Under Declan Kidney’s stewardship, Ireland went on quite a slide from the start of 2010 onwards, and lost a fair bit of the confidence that is important – maybe pivotal – in winning close games.
I don’t know what the formula is to winning tight games; I don’t even know if there is one. The phrase “winning is a habit, and so is losing” isn’t without its own degree of truth, but it doesn’t really give much insight. Smoking is a habit, but it’s easy to start compared to how difficult it can be to quit. Winning is conversely a difficult habit to start, and an easier habit to lose.
I’m not sure you start winning tight matches that you had previously been edged out in just because you change coach. Changing head coach brought a slam in 2009 on the back of a poor, two-win performance in 2008 … but Ireland had won back-to-back Triple Crowns in four-win efforts in 2006 and 2007. Furthermore, it would be obtuse to overlook the enormous contribution that our greatest ever player, having the best season of his fifteen year test career, made to our championship win in 2009.
The 2007-08 season, with its horrific World Cup and abject Six Nations, saw Eddie O’Sullivan’s coaching career absolutely collapse in about eight months. A couple of poor performances in the pre-RWC August friendlies saw the rot kick in, and he pulled the shutters down and walked away four days after the heavy loss in Twickenham that closed the Six Nations. Essentially, all the crap results happened in one season, the coach jumped rather than was pushed, and the wound was cauterized pretty quickly.
The road back may be a little longer this time.
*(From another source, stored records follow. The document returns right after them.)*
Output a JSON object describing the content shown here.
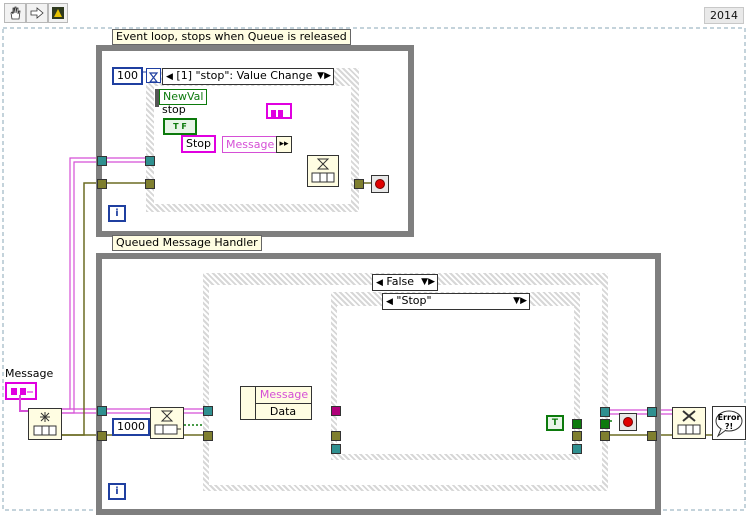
{
  "toolbar": {
    "run_icon": "hand-icon",
    "arrow_icon": "arrow-right-icon",
    "highlight_icon": "lightbulb-icon",
    "version": "2014"
  },
  "event_loop": {
    "label": "Event loop, stops when Queue is released",
    "timeout_const": "100",
    "event_selector": "[1] \"stop\": Value Change",
    "newval": "NewVal",
    "control_name": "stop",
    "tf": "T F",
    "stop_const": "Stop",
    "message_field": "Message",
    "iteration": "i"
  },
  "qmh": {
    "label": "Queued Message Handler",
    "timeout_const": "1000",
    "case_false": "False",
    "case_stop": "\"Stop\"",
    "cluster_field_message": "Message",
    "cluster_field_data": "Data",
    "true_const": "T",
    "iteration": "i"
  },
  "left_control": {
    "label": "Message"
  },
  "icons": {
    "obtain_queue": "star-icon",
    "enqueue": "hourglass-icon",
    "dequeue": "hourglass-icon",
    "release_queue": "x-icon",
    "error_handler": "error-icon",
    "stop_terminal": "stop-circle-icon"
  },
  "error_text": "Error ?!",
  "colors": {
    "string_wire": "#d54fd6",
    "error_wire": "#7f7f2f",
    "loop_border": "#7f7f7f",
    "numeric": "#1f3fa0",
    "boolean": "#0c7a0c",
    "stop_red": "#e00000"
  }
}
The last time Ireland faced Italy, we lost by a clear seven point margin, failed to score a try and only ever led for eight of the eighty minutes. Obviously there were peculiar circumstances in that game – namely Ireland losing three backs in the first half to injury – but the result still stands as the record of the last match between the two teams.
However, Italy have typically been much more competitive when at home in the championship than when on the road. While they’ve been a livelier, more competitive team under Brunel than they were under Mallett, the loss of Zanni and especially Parisse loads the deck in Ireland’s favour. Parisse has long been the Italian’s playmaker, in both the English and the American senses of the word: he makes many of the attacking decisions for his side, and he’s also directly involved in most of their brightest moments. In the Italian’s first match of the tournament against Wales, he had 29 possessions compared to outhalf Tommaso Allen’s 23; in the game against France he had 28 compared to Allen’s 29, and the number only really faltered against Scotland, where he had 17 to Allen’s 23 [incidentally, Allen scored 13 points that day].
In comparison, Jamie Heaslip had 23 possessions to Sexton’s 50 against England; 13 to Sexton’s 31 against Wales; and 20 to Sexton’s 41 against Scotland. There’s a lot of work in there from Heaslip, but it’s clear that Ireland’s direction comes from the No10. Parisse really is the dominant figure in the Italian side – not just a talisman – and he’s a huge loss.